Na sessão da 1ª Vara do Tribunal do Júri desta quinta-feira, 28, A.S.M. foi condenado pela sua participação nos crimes de homicídio qualificado, integração em organização criminosa e corrupção de menores. Ainda,  vilipêndio a cadáver e ocultação desse.

A decapitação e esquartejamento de um adolescente foram filmados e divulgados em redes sociais, com a intenção de que o ataque afirmasse o poder da facção realizadora. Assim, no mesmo acontecimento houve cinco ações voltadas para delitos de espécies diferentes, o que ensejou a soma das penas, devido ao concurso material.

A pena definitiva atende à contribuição do réu no fato, o que totalizou 41 anos de reclusão, em regime inicial fechado e dois anos de detenção.
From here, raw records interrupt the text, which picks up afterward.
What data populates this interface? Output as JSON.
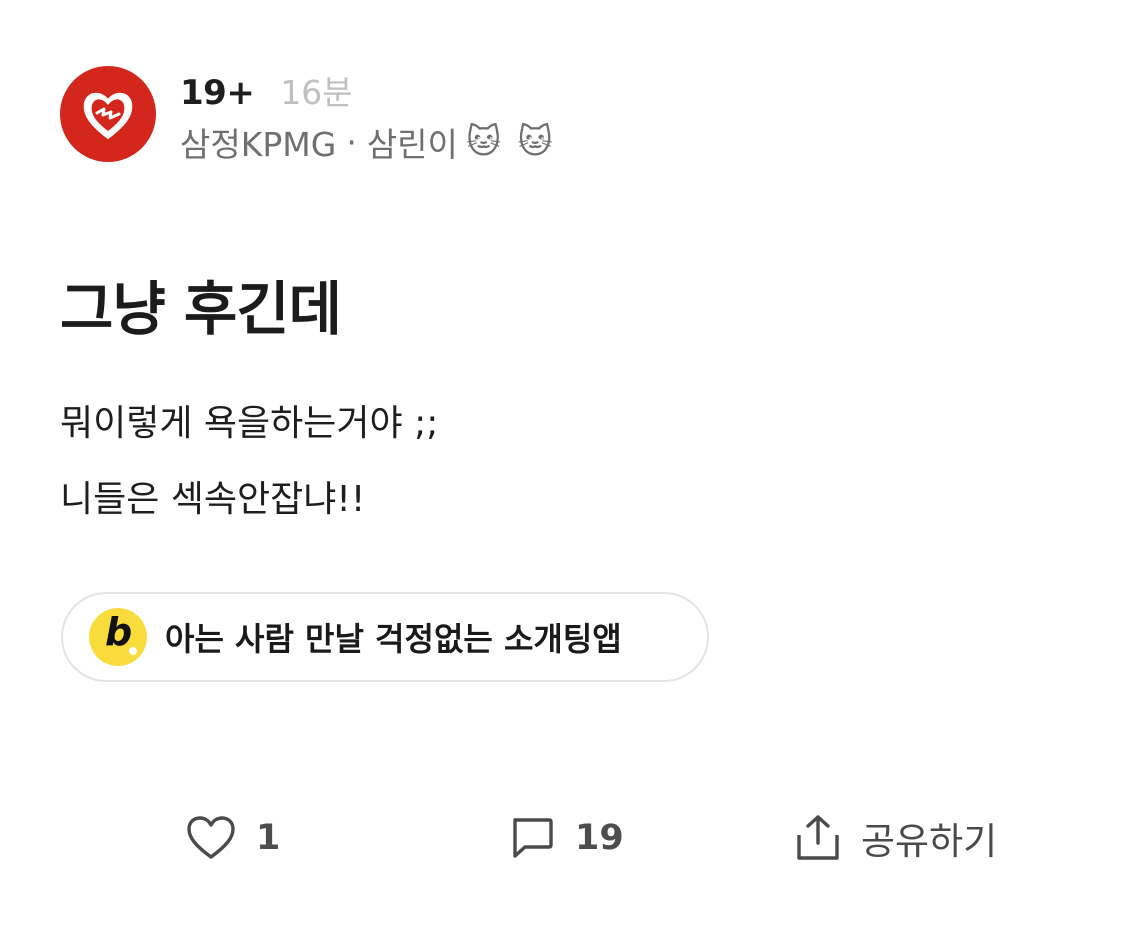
{
  "post": {
    "board": "19+",
    "time": "16분",
    "company": "삼정KPMG",
    "separator": "·",
    "nickname": "삼린이",
    "badges": [
      "🐱",
      "🐱"
    ],
    "title": "그냥 후긴데",
    "body": [
      "뭐이렇게 욕을하는거야 ;;",
      "니들은 섹속안잡냐!!"
    ]
  },
  "ad": {
    "logo_letter": "b",
    "text": "아는 사람 만날 걱정없는 소개팅앱",
    "logo_color": "#f7dc3b"
  },
  "actions": {
    "like_count": "1",
    "comment_count": "19",
    "share_label": "공유하기"
  },
  "colors": {
    "avatar_bg": "#d3271e",
    "muted_text": "#c0c0c0",
    "secondary_text": "#6f6f6f"
  },
  "icons": {
    "avatar": "heart-logo-icon",
    "like": "heart-outline-icon",
    "comment": "speech-bubble-icon",
    "share": "share-upload-icon"
  }
}
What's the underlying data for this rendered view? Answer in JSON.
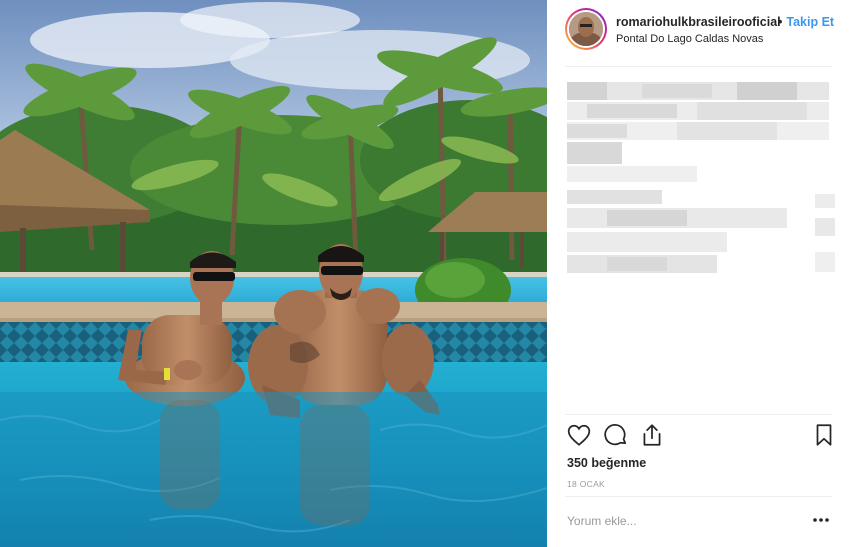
{
  "post": {
    "username": "romariohulkbrasileirooficial",
    "separator": "•",
    "follow_label": "Takip Et",
    "location": "Pontal Do Lago Caldas Novas",
    "likes": "350 beğenme",
    "date": "18 OCAK",
    "comment_placeholder": "Yorum ekle..."
  },
  "icons": {
    "like": "heart-icon",
    "comment": "speech-bubble-icon",
    "share": "share-icon",
    "save": "bookmark-icon",
    "more": "more-dots-icon"
  },
  "colors": {
    "link": "#3897f0",
    "text": "#262626",
    "muted": "#999999",
    "divider": "#efefef"
  }
}
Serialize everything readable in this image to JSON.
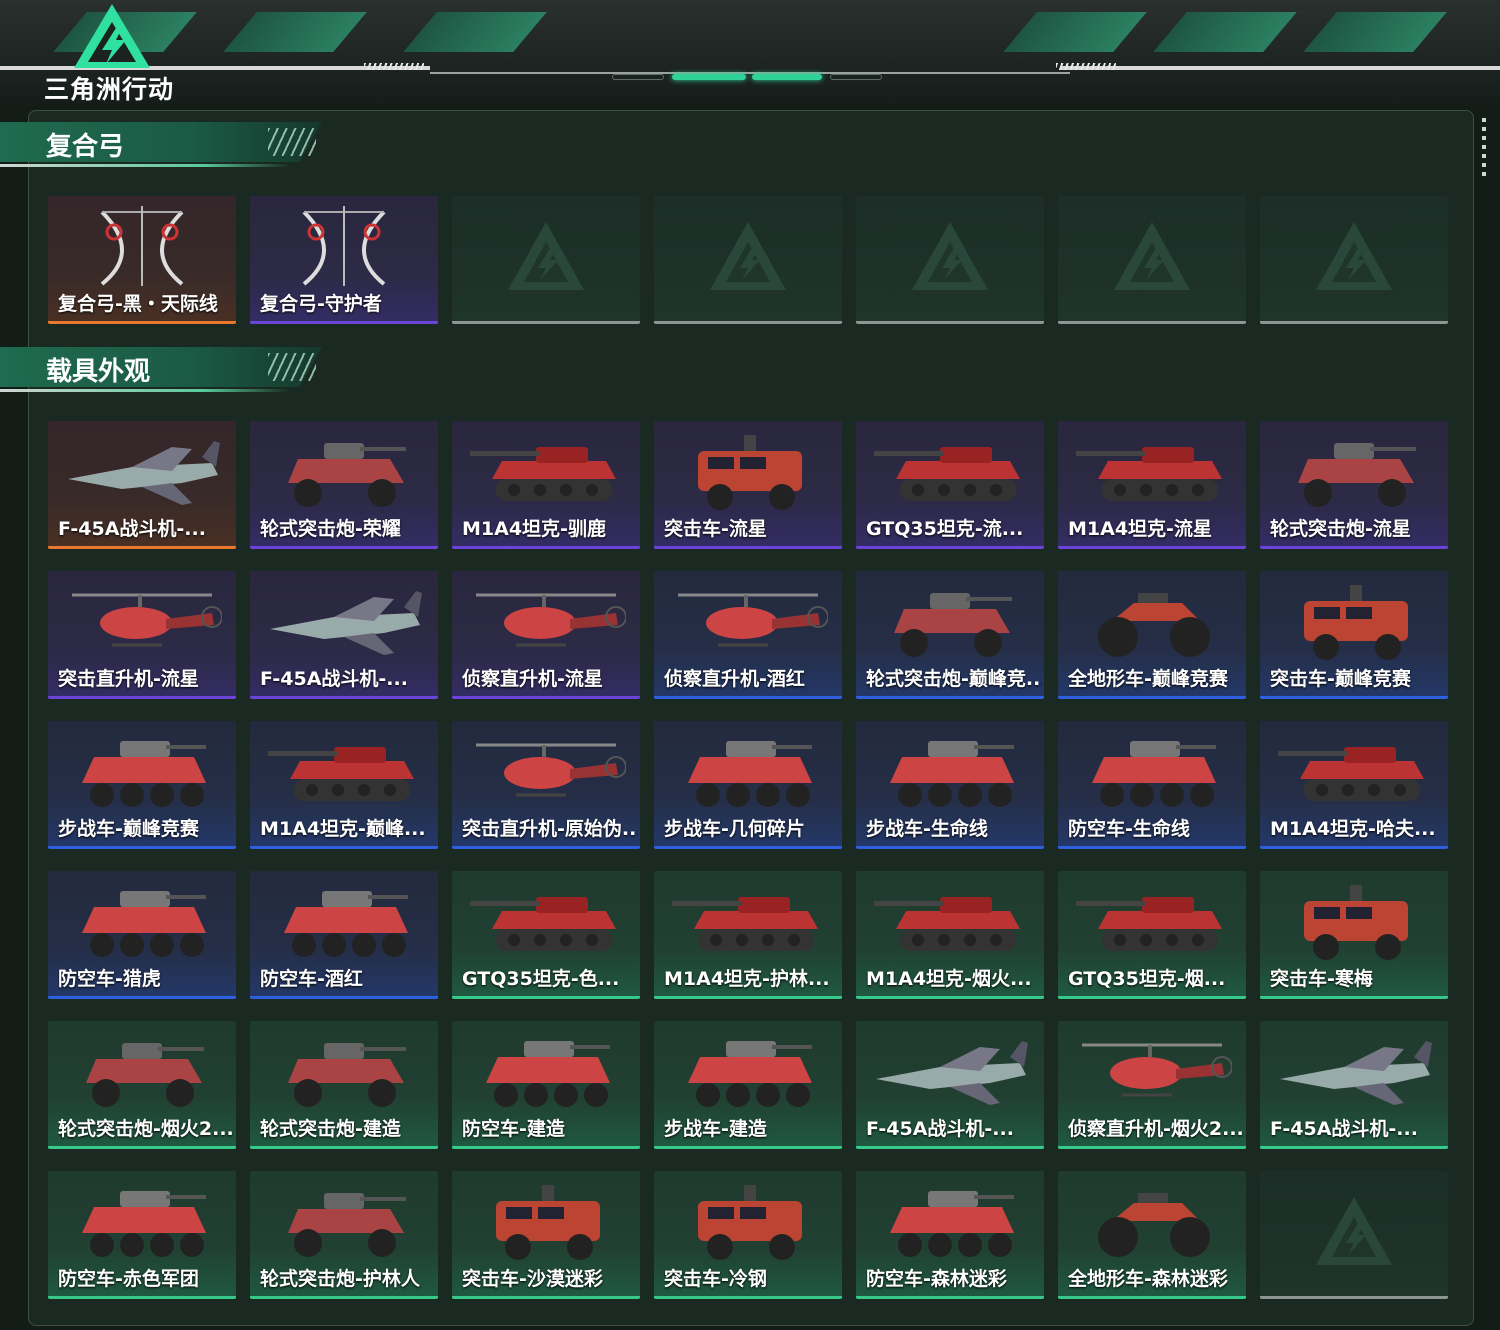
{
  "logo": {
    "text": "三角洲行动"
  },
  "colors": {
    "rarity_orange": "#e9772d",
    "rarity_purple": "#6a44d8",
    "rarity_blue": "#2e5fe0",
    "rarity_green": "#36c98a",
    "accent": "#2fd39a"
  },
  "sections": [
    {
      "title": "复合弓",
      "items": [
        {
          "label": "复合弓-黑・天际线",
          "rarity": "orange",
          "icon": "bow-icon"
        },
        {
          "label": "复合弓-守护者",
          "rarity": "purple",
          "icon": "bow-icon"
        },
        {
          "label": "",
          "rarity": "empty",
          "icon": "locked-slot-icon"
        },
        {
          "label": "",
          "rarity": "empty",
          "icon": "locked-slot-icon"
        },
        {
          "label": "",
          "rarity": "empty",
          "icon": "locked-slot-icon"
        },
        {
          "label": "",
          "rarity": "empty",
          "icon": "locked-slot-icon"
        },
        {
          "label": "",
          "rarity": "empty",
          "icon": "locked-slot-icon"
        }
      ]
    },
    {
      "title": "载具外观",
      "items": [
        {
          "label": "F-45A战斗机-...",
          "rarity": "orange",
          "icon": "jet-icon"
        },
        {
          "label": "轮式突击炮-荣耀",
          "rarity": "purple",
          "icon": "armored-car-icon"
        },
        {
          "label": "M1A4坦克-驯鹿",
          "rarity": "purple",
          "icon": "tank-icon"
        },
        {
          "label": "突击车-流星",
          "rarity": "purple",
          "icon": "truck-icon"
        },
        {
          "label": "GTQ35坦克-流...",
          "rarity": "purple",
          "icon": "tank-icon"
        },
        {
          "label": "M1A4坦克-流星",
          "rarity": "purple",
          "icon": "tank-icon"
        },
        {
          "label": "轮式突击炮-流星",
          "rarity": "purple",
          "icon": "armored-car-icon"
        },
        {
          "label": "突击直升机-流星",
          "rarity": "purple",
          "icon": "helicopter-icon"
        },
        {
          "label": "F-45A战斗机-...",
          "rarity": "purple",
          "icon": "jet-icon"
        },
        {
          "label": "侦察直升机-流星",
          "rarity": "purple",
          "icon": "helicopter-icon"
        },
        {
          "label": "侦察直升机-酒红",
          "rarity": "blue",
          "icon": "helicopter-icon"
        },
        {
          "label": "轮式突击炮-巅峰竞...",
          "rarity": "blue",
          "icon": "armored-car-icon"
        },
        {
          "label": "全地形车-巅峰竞赛",
          "rarity": "blue",
          "icon": "atv-icon"
        },
        {
          "label": "突击车-巅峰竞赛",
          "rarity": "blue",
          "icon": "truck-icon"
        },
        {
          "label": "步战车-巅峰竞赛",
          "rarity": "blue",
          "icon": "ifv-icon"
        },
        {
          "label": "M1A4坦克-巅峰...",
          "rarity": "blue",
          "icon": "tank-icon"
        },
        {
          "label": "突击直升机-原始伪...",
          "rarity": "blue",
          "icon": "helicopter-icon"
        },
        {
          "label": "步战车-几何碎片",
          "rarity": "blue",
          "icon": "ifv-icon"
        },
        {
          "label": "步战车-生命线",
          "rarity": "blue",
          "icon": "ifv-icon"
        },
        {
          "label": "防空车-生命线",
          "rarity": "blue",
          "icon": "ifv-icon"
        },
        {
          "label": "M1A4坦克-哈夫...",
          "rarity": "blue",
          "icon": "tank-icon"
        },
        {
          "label": "防空车-猎虎",
          "rarity": "blue",
          "icon": "ifv-icon"
        },
        {
          "label": "防空车-酒红",
          "rarity": "blue",
          "icon": "ifv-icon"
        },
        {
          "label": "GTQ35坦克-色...",
          "rarity": "green",
          "icon": "tank-icon"
        },
        {
          "label": "M1A4坦克-护林...",
          "rarity": "green",
          "icon": "tank-icon"
        },
        {
          "label": "M1A4坦克-烟火...",
          "rarity": "green",
          "icon": "tank-icon"
        },
        {
          "label": "GTQ35坦克-烟...",
          "rarity": "green",
          "icon": "tank-icon"
        },
        {
          "label": "突击车-寒梅",
          "rarity": "green",
          "icon": "truck-icon"
        },
        {
          "label": "轮式突击炮-烟火2...",
          "rarity": "green",
          "icon": "armored-car-icon"
        },
        {
          "label": "轮式突击炮-建造",
          "rarity": "green",
          "icon": "armored-car-icon"
        },
        {
          "label": "防空车-建造",
          "rarity": "green",
          "icon": "ifv-icon"
        },
        {
          "label": "步战车-建造",
          "rarity": "green",
          "icon": "ifv-icon"
        },
        {
          "label": "F-45A战斗机-...",
          "rarity": "green",
          "icon": "jet-icon"
        },
        {
          "label": "侦察直升机-烟火2...",
          "rarity": "green",
          "icon": "helicopter-icon"
        },
        {
          "label": "F-45A战斗机-...",
          "rarity": "green",
          "icon": "jet-icon"
        },
        {
          "label": "防空车-赤色军团",
          "rarity": "green",
          "icon": "ifv-icon"
        },
        {
          "label": "轮式突击炮-护林人",
          "rarity": "green",
          "icon": "armored-car-icon"
        },
        {
          "label": "突击车-沙漠迷彩",
          "rarity": "green",
          "icon": "truck-icon"
        },
        {
          "label": "突击车-冷钢",
          "rarity": "green",
          "icon": "truck-icon"
        },
        {
          "label": "防空车-森林迷彩",
          "rarity": "green",
          "icon": "ifv-icon"
        },
        {
          "label": "全地形车-森林迷彩",
          "rarity": "green",
          "icon": "atv-icon"
        },
        {
          "label": "",
          "rarity": "empty",
          "icon": "locked-slot-icon"
        }
      ]
    }
  ]
}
Não foi concedido o direito de apelar em liberdade e o sentenciado deve indenizar os sucessores do ofendido em R$ 10 mil.

Entenda o caso

A mãe da vítima ficou sabendo da morte de seu filho pelo vídeo e foi até a delegacia. Lá, identificou quem seria o mandante do crime. Segundo seu depoimento, o homem teria ido à sua casa anteriormente.

A diligência policial encontrou então A.S.M. na residência desse integrante de facção. Esse terceiro envolvido faleceu em outro momento enquanto estava foragido, mas ainda no exercício de atividades voltadas para o tráfico de entorpecentes, quando se envolveu em um embate com a polícia.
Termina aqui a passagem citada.